闘志あふれるプレーでA東京の2連覇に貢献した田中大貴 (撮影/写真部・馬場岳人)
闘志あふれるプレーでA東京の2連覇に貢献した田中大貴 (撮影/写真部・馬場岳人)

 3季目を迎えたバスケットボール男子のBリーグは、アルバルク東京(A東京)の2連覇で幕を閉じた。白熱した千葉ジェッツとのチャンピオンシップ(CS)ファイナルを、漫画「スラムダンク」の作者・井上雄彦さん(52)が振り返る。

 過去2回のファイナルに比べて、選手それぞれの顔が浮かび上がった試合、という印象を受けました。チームとして積み上げてきた攻撃や守備の上に、各選手の個性が色濃くにじみ出ていた気がします。
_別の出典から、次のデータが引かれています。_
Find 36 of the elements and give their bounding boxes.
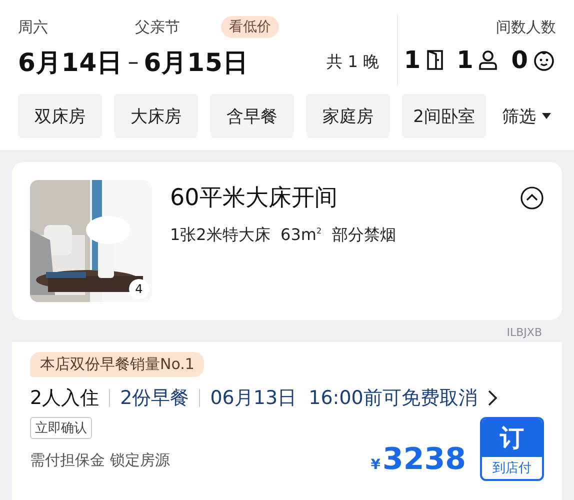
room-name: 60平米大床开间 xyxy=(170,184,338,213)
children-count[interactable]: 0 xyxy=(511,46,528,74)
cancellation-text[interactable]: 06月13日 16:00前可免费取消 xyxy=(210,385,478,411)
chevron-right-icon[interactable] xyxy=(487,389,500,407)
date-separator: – xyxy=(128,50,139,75)
door-icon xyxy=(424,49,445,71)
filter-button[interactable]: 筛选 xyxy=(502,104,551,128)
nights-count: 共 1 晚 xyxy=(326,52,379,73)
confirm-tag: 立即确认 xyxy=(30,417,92,439)
breakfast-text: 2份早餐 xyxy=(120,386,190,411)
filter-chip[interactable]: 双床房 xyxy=(18,94,102,138)
sales-badge: 本店双份早餐销量No.1 xyxy=(30,352,204,377)
collapse-icon[interactable] xyxy=(520,186,544,210)
occupancy-text: 2人入住 xyxy=(30,386,100,411)
adults-count[interactable]: 1 xyxy=(456,46,474,74)
offer-card[interactable]: 本店双份早餐销量No.1 2人入住 2份早餐 06月13日 16:00前可免费取消 立即确认 需付担保金 锁定房源 ¥3238 订 到店付 xyxy=(12,342,562,500)
filter-chip[interactable]: 家庭房 xyxy=(306,94,390,138)
room-code: ILBJXB xyxy=(506,325,543,338)
caret-icon xyxy=(542,113,551,119)
book-button[interactable]: 订 到店付 xyxy=(480,417,544,481)
weekday-label: 周六 xyxy=(18,18,49,36)
rooms-count[interactable]: 1 xyxy=(404,46,421,74)
guests-label: 间数人数 xyxy=(496,16,556,38)
baby-face-icon xyxy=(532,48,556,72)
filter-chip[interactable]: 大床房 xyxy=(114,94,198,138)
checkin-date[interactable]: 6月14日 xyxy=(18,46,123,79)
checkout-date[interactable]: 6月15日 xyxy=(144,46,248,79)
deposit-note: 需付担保金 锁定房源 xyxy=(30,451,170,470)
filter-chip[interactable]: 含早餐 xyxy=(210,94,294,138)
filter-chip[interactable]: 2间卧室 xyxy=(402,94,486,138)
price: ¥3238 xyxy=(370,442,466,477)
person-icon xyxy=(477,49,500,71)
room-card[interactable]: 4 60平米大床开间 1张2米特大床 63m$^{2}$ 部分禁烟 xyxy=(12,162,562,320)
price-badge[interactable]: 看低价 xyxy=(221,16,279,38)
room-details: 1张2米特大床 63m$^{2}$ 部分禁烟 xyxy=(170,225,397,246)
holiday-label: 父亲节 xyxy=(135,18,181,36)
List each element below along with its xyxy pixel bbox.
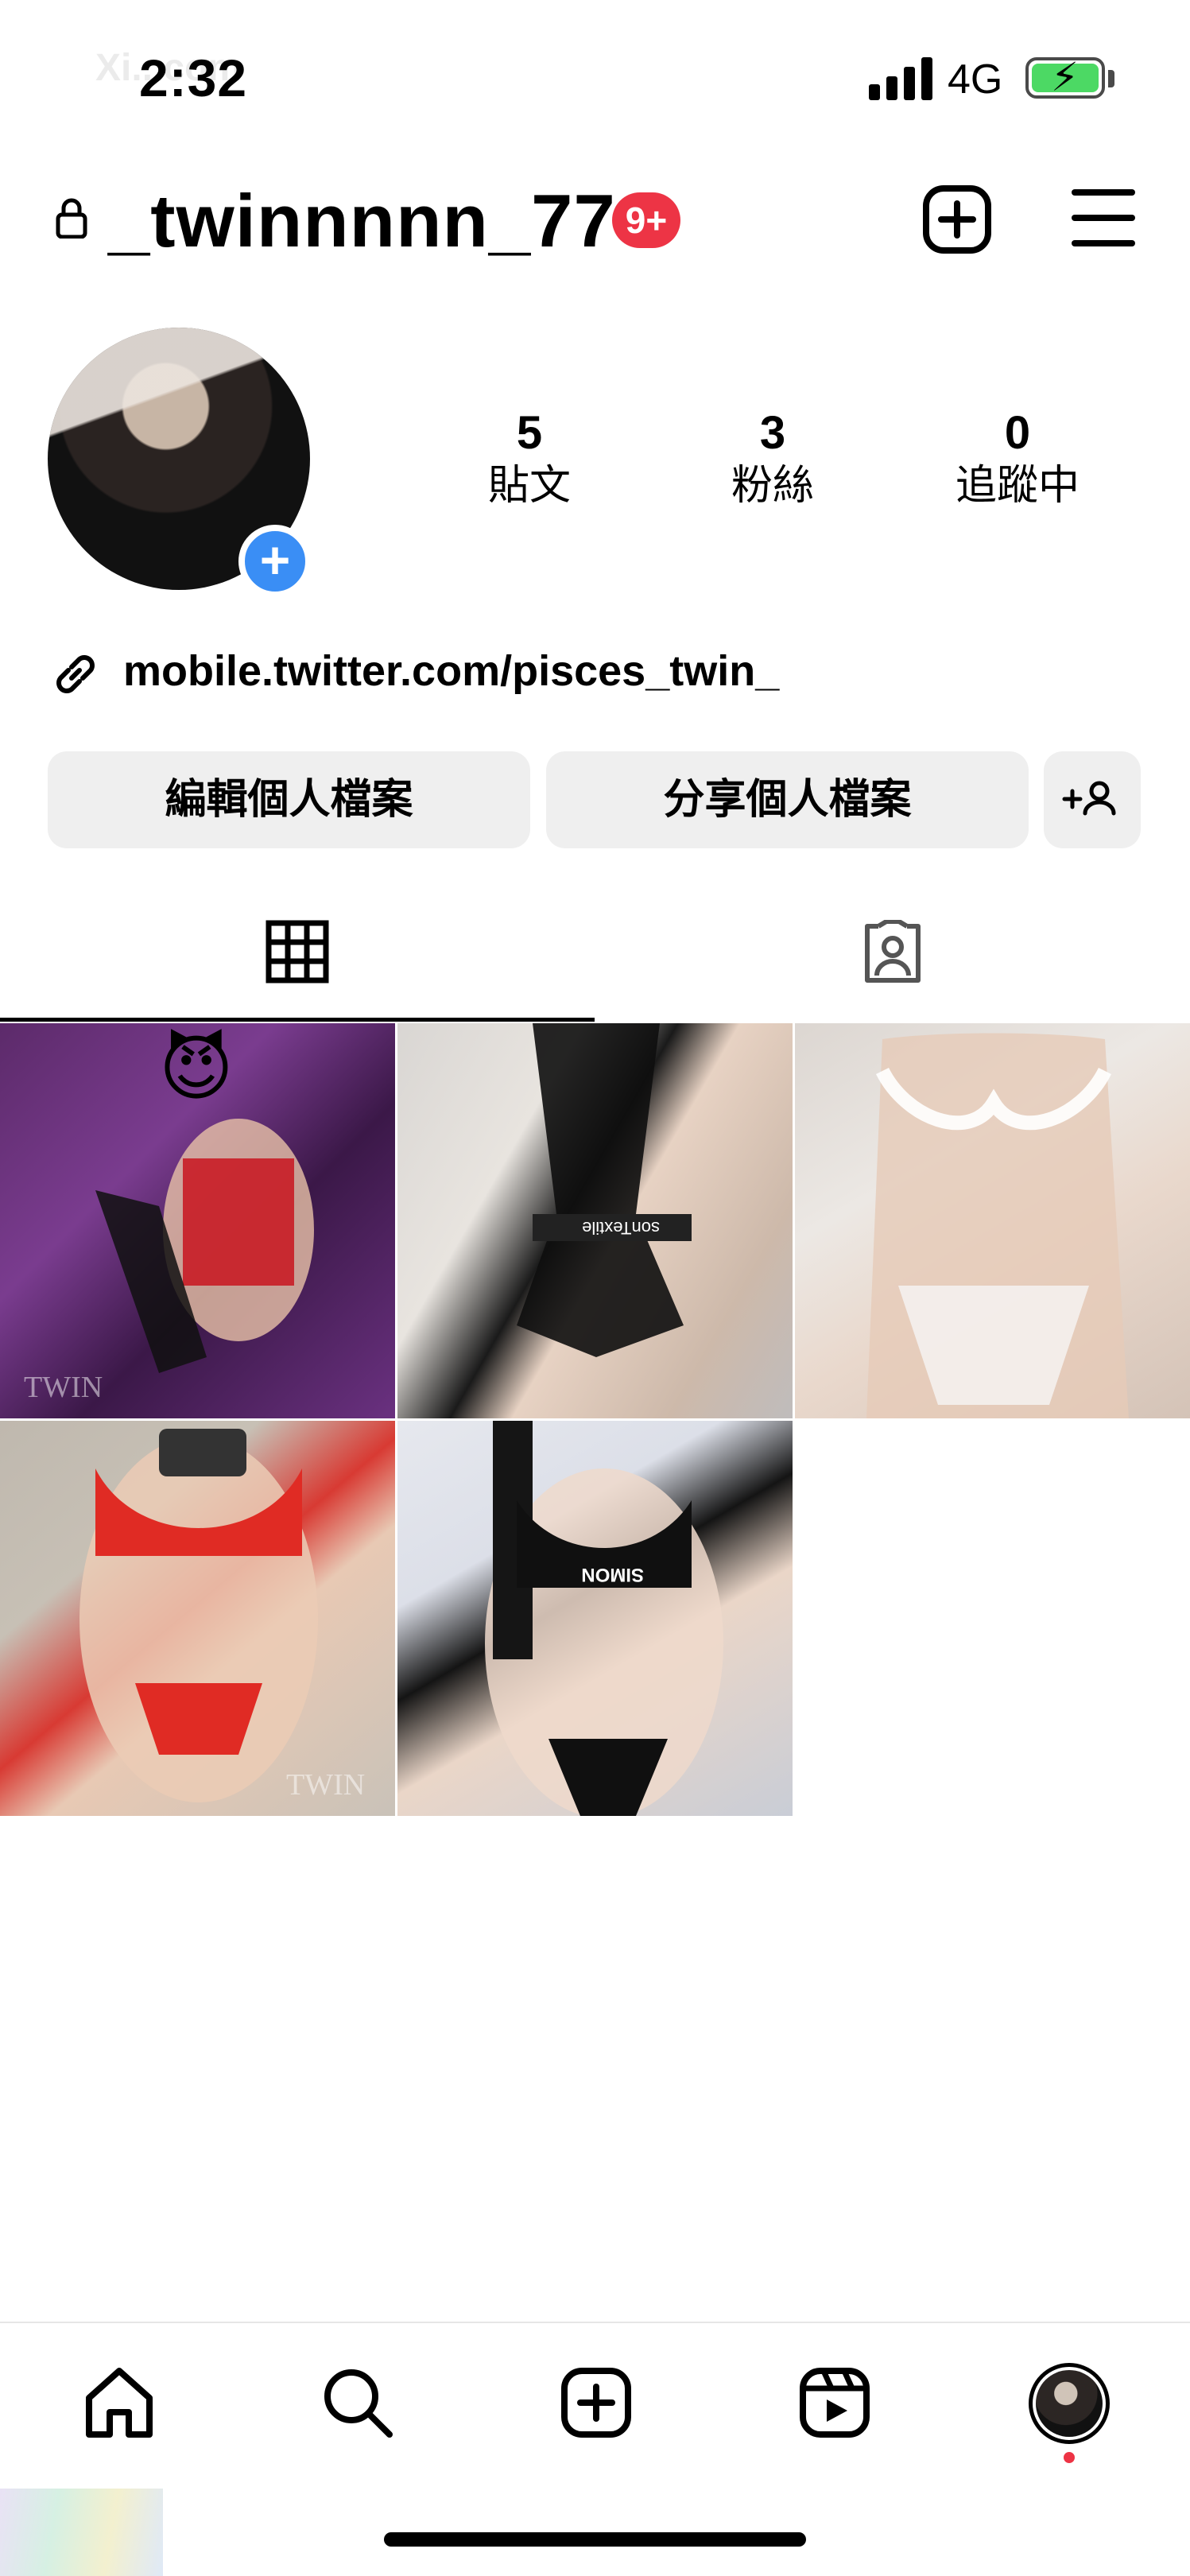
post-watermark: TWIN: [24, 1371, 103, 1404]
search-icon: [324, 2369, 393, 2438]
stat-posts-label: 貼文: [487, 462, 571, 510]
bottom-nav: [0, 2322, 1190, 2481]
network-type: 4G: [948, 56, 1003, 103]
charging-bolt-icon: ⚡: [1051, 55, 1080, 99]
post-watermark: sonTextile: [582, 1218, 660, 1238]
tab-tagged[interactable]: [595, 886, 1190, 1022]
nav-search[interactable]: [318, 2363, 397, 2442]
notification-badge[interactable]: 9+: [612, 192, 680, 248]
hamburger-menu-icon[interactable]: [1072, 189, 1135, 246]
profile-header: _twinnnnn_77 9+: [0, 167, 1190, 270]
stat-posts[interactable]: 5 貼文: [434, 407, 625, 512]
post-thumbnail[interactable]: sonTextile: [397, 1023, 793, 1418]
profile-link-text[interactable]: mobile.twitter.com/pisces_twin_: [123, 646, 779, 696]
post-image: TWIN: [24, 1119, 314, 1404]
link-icon: [56, 655, 95, 693]
post-thumbnail[interactable]: SIMON: [397, 1421, 793, 1816]
post-thumbnail[interactable]: 😈 TWIN: [0, 1023, 395, 1418]
add-story-plus-icon[interactable]: +: [238, 525, 312, 598]
stat-following-label: 追蹤中: [955, 462, 1080, 510]
tagged-person-icon: [865, 920, 921, 983]
stat-following[interactable]: 0 追蹤中: [922, 407, 1113, 512]
edit-profile-button[interactable]: 編輯個人檔案: [48, 751, 530, 848]
add-person-icon: [1062, 781, 1116, 816]
status-bar: Xi...com 2:32 4G ⚡: [0, 0, 1190, 151]
decorative-gradient: [0, 2489, 163, 2576]
status-time: 2:32: [139, 48, 248, 107]
signal-strength-icon: [869, 57, 932, 100]
post-thumbnail[interactable]: TWIN: [0, 1421, 395, 1816]
nav-home[interactable]: [79, 2363, 159, 2442]
username-switcher[interactable]: _twinnnnn_77: [108, 178, 616, 264]
post-watermark: TWIN: [286, 1768, 365, 1802]
stat-posts-count: 5: [516, 407, 543, 459]
battery-icon: ⚡: [1025, 57, 1105, 99]
stat-following-count: 0: [1004, 407, 1031, 459]
stat-followers-count: 3: [759, 407, 786, 459]
stat-followers-label: 粉絲: [731, 462, 814, 510]
stat-followers[interactable]: 3 粉絲: [677, 407, 868, 512]
post-image: [866, 1033, 1129, 1418]
nav-reels[interactable]: [795, 2363, 874, 2442]
nav-create[interactable]: [556, 2363, 636, 2442]
grid-icon: [266, 920, 329, 983]
home-icon: [86, 2368, 153, 2438]
post-image: sonTextile: [517, 1023, 692, 1357]
profile-avatar[interactable]: +: [48, 328, 312, 598]
lock-icon: [56, 198, 87, 239]
share-profile-button[interactable]: 分享個人檔案: [546, 751, 1029, 848]
post-image: SIMON: [485, 1421, 723, 1816]
battery-cap: [1108, 70, 1114, 87]
tab-grid[interactable]: [0, 886, 595, 1022]
post-image: TWIN: [79, 1429, 365, 1802]
profile-tabs: [0, 886, 1190, 1022]
plus-square-icon: [561, 2368, 631, 2438]
reels-icon: [800, 2368, 870, 2438]
home-indicator[interactable]: [384, 2532, 806, 2547]
create-post-button[interactable]: [922, 184, 992, 254]
nav-profile-notification-dot: [1064, 2452, 1075, 2463]
post-thumbnail[interactable]: [795, 1023, 1190, 1418]
discover-people-button[interactable]: [1044, 751, 1141, 848]
nav-profile-avatar[interactable]: [1029, 2363, 1110, 2444]
post-watermark: SIMON: [581, 1564, 644, 1585]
 第3クオーター(Q)までは完全にA東京が主導権を握っていて、その色をつくり出していたのは田中大貴でした。覚えているのは、自ら仕掛け、206センチある千葉のギャビン・エドワーズのブロックをかいくぐってシュートを決めた場面。田中は今季開幕前、ルカ・パビチェビッチ・ヘッドコーチから「獣になれ」と言われていました。積極的に点を取りにいけというメッセージですが、あの瞬間の彼は、まさしく獣だったと思います。

 開始から5分以上得点が入らず、千葉の猛追を受けた第4Qでは馬場雄大が踏ん張りました。得点やリバウンドを積み重ね、失いかけた流れをなんとかつなぎとめた。CSのMVPにふさわしい出来でした。第3Qの冒頭に2本続けて3点シュートを決めた竹内譲次、体調不良や試合中に負ったケガの影響を感じさせないゲームコントロールを見せた安藤誓哉の働きも大きかった。